Liliane Guay, présidente de la Coalition contre le bruit.

«On ne faisait pas ça par plaisir»

Shawinigan — Les dénonciations de pollution par le bruit qui se font entendre un peu partout à travers le Québec démontrent que les riverains du lac à la Tortue n’ont pas puisé dans leur imagination les inconvénients vécus par les vols d’hydravions touristiques. C’est l’observation que partage la présidente de la Coalition contre le bruit, Liliane Guay, au terme de l’instruction en recours collectif qui s’est conclue jeudi, au palais de justice de Shawinigan.

En tant que personne désignée, cette retraitée a vécu de très près le procès, prenant notamment place au tribunal auprès de ses avocates, Mes Marie-Anaïs Sauvé et Catherine Sylvestre. Un exercice mémorable qui n’a pas été traversé sans heurts, convient-elle.

«Ça a été très long, avec beaucoup d’épreuves», commente-t-elle, reconnaissant qu’elle devait porter un certain fardeau dans les circonstances comme visage de la Coalition contre le bruit.

En même temps, elle rappelle que le groupe était rendu à cette étape, incapable de s’entendre avec les dirigeants de Bel-Air Laurentien aviation ou ceux d’Aviation Mauricie avant 2013.

«Quand je suis devenue présidente, je disais que si ça ne se réglait pas, on irait en cour avec un recours collectif», explique-t-elle. «Nous l’avons dit pendant au moins deux ans. Quand nous l’avons fait, tout le monde a été surpris. Personnellement, j’aurais cru que nous aurions réglé (avec Bel-Air) avant ça. Nous avons réglé avec la Ville de Shawinigan, nous avons toujours été prêts à nous asseoir. On s’est finalement rendus au procès et maintenant, c’est fait! C’est toute une expérience.»

Dans le cadre d’un exercice semblable, la partie adverse pousse les témoins et tente de faire ressortir des contradictions ou des invraisemblances. Les membres de la Coalition contre le bruit ont dû subir la médecine de Mes Myriam Brixi et Karine Joizil.

«C’était ardu et stressant», convient Mme Guay. «Je pense que nous avons démontré notre bonne foi. On sait ce qu’on a vécu; c’est pourquoi nous étions là. On ne faisait pas ça par plaisir, ce n’est pas vrai. On verra de quel côté Madame la juge rendra sa décision.»

Du même souffle, Mme Guay ne peut s’empêcher de rappeler que Transports Canada a déjà reconnu l’existence d’un problème au lac à la Tortue, avant la mise en place des restrictions en juin 2009.

«On entend des choses au lac à Beauce, le recours collectif de Montréal-Trudeau va commencer. Ce n’est pas nous qui arrivons au monde avec ce problème-là.»
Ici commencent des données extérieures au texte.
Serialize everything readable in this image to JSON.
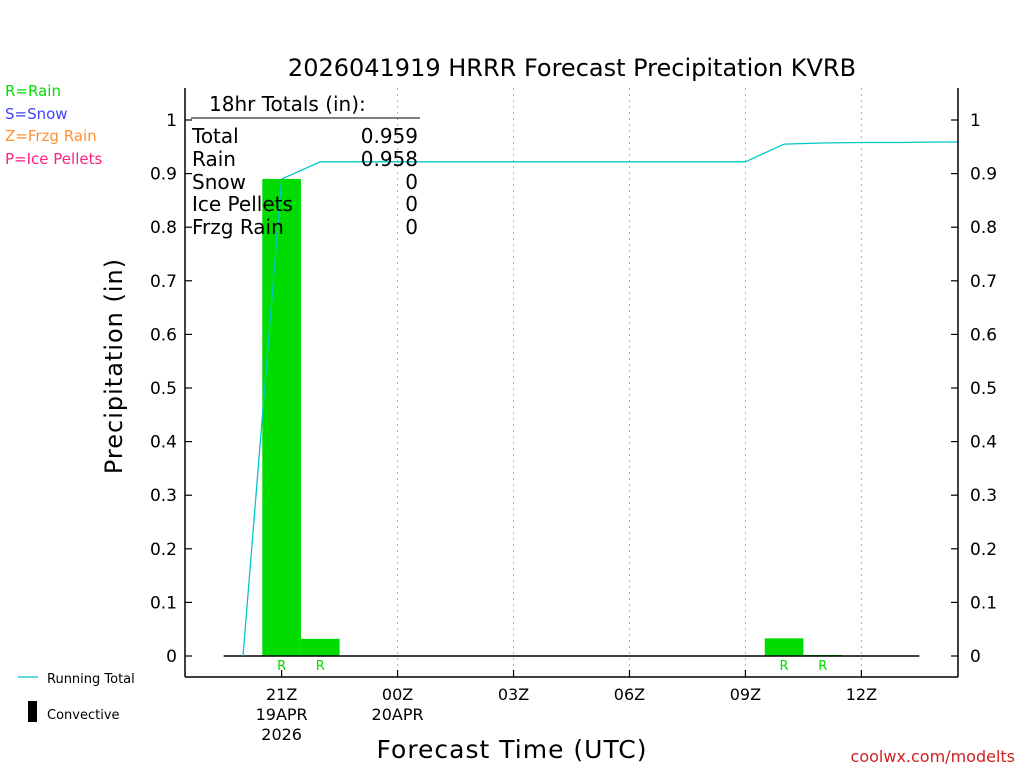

En fin de procès, Mme Guay a bien aimé la plaidoirie de la représentante de la Procureure générale du Québec, Me Patricia Blair, qui a expliqué très clairement pourquoi la responsabilité civile pouvait s’appliquer à une entreprise de juridiction fédérale, comme Bel-Air Laurentien aviation. Une démonstration qui prouve, à son sens, le bien-fondé du recours.

«Ça a été un petit coup d’encouragement», sourit-elle. «Nous avons gagné des batailles, mais on savait qu’on n’avait pas gagné la guerre. Certains jours, on était contents, mais d’autres fois, on était deux ou trois jours sans se parler parce qu’on était déçus. Mais après, ça repartait sur autre chose!»

Jeudi après-midi, certains membres de la Coalition contre le bruit se sentaient comme s’ils vivaient un deuil, en tournant l’importante page du procès. Mme Guay compte profiter du beau temps pour décompresser.

«Ça va faire du bien de retrouver un rythme normal», croit-elle. «On ne vivra pas uniquement dans l’attente de la réponse. Mais on sait que c’était un procès important, qui va sans doute faire jurisprudence. Le stress va reprendre un peu plus loin dans l’année!»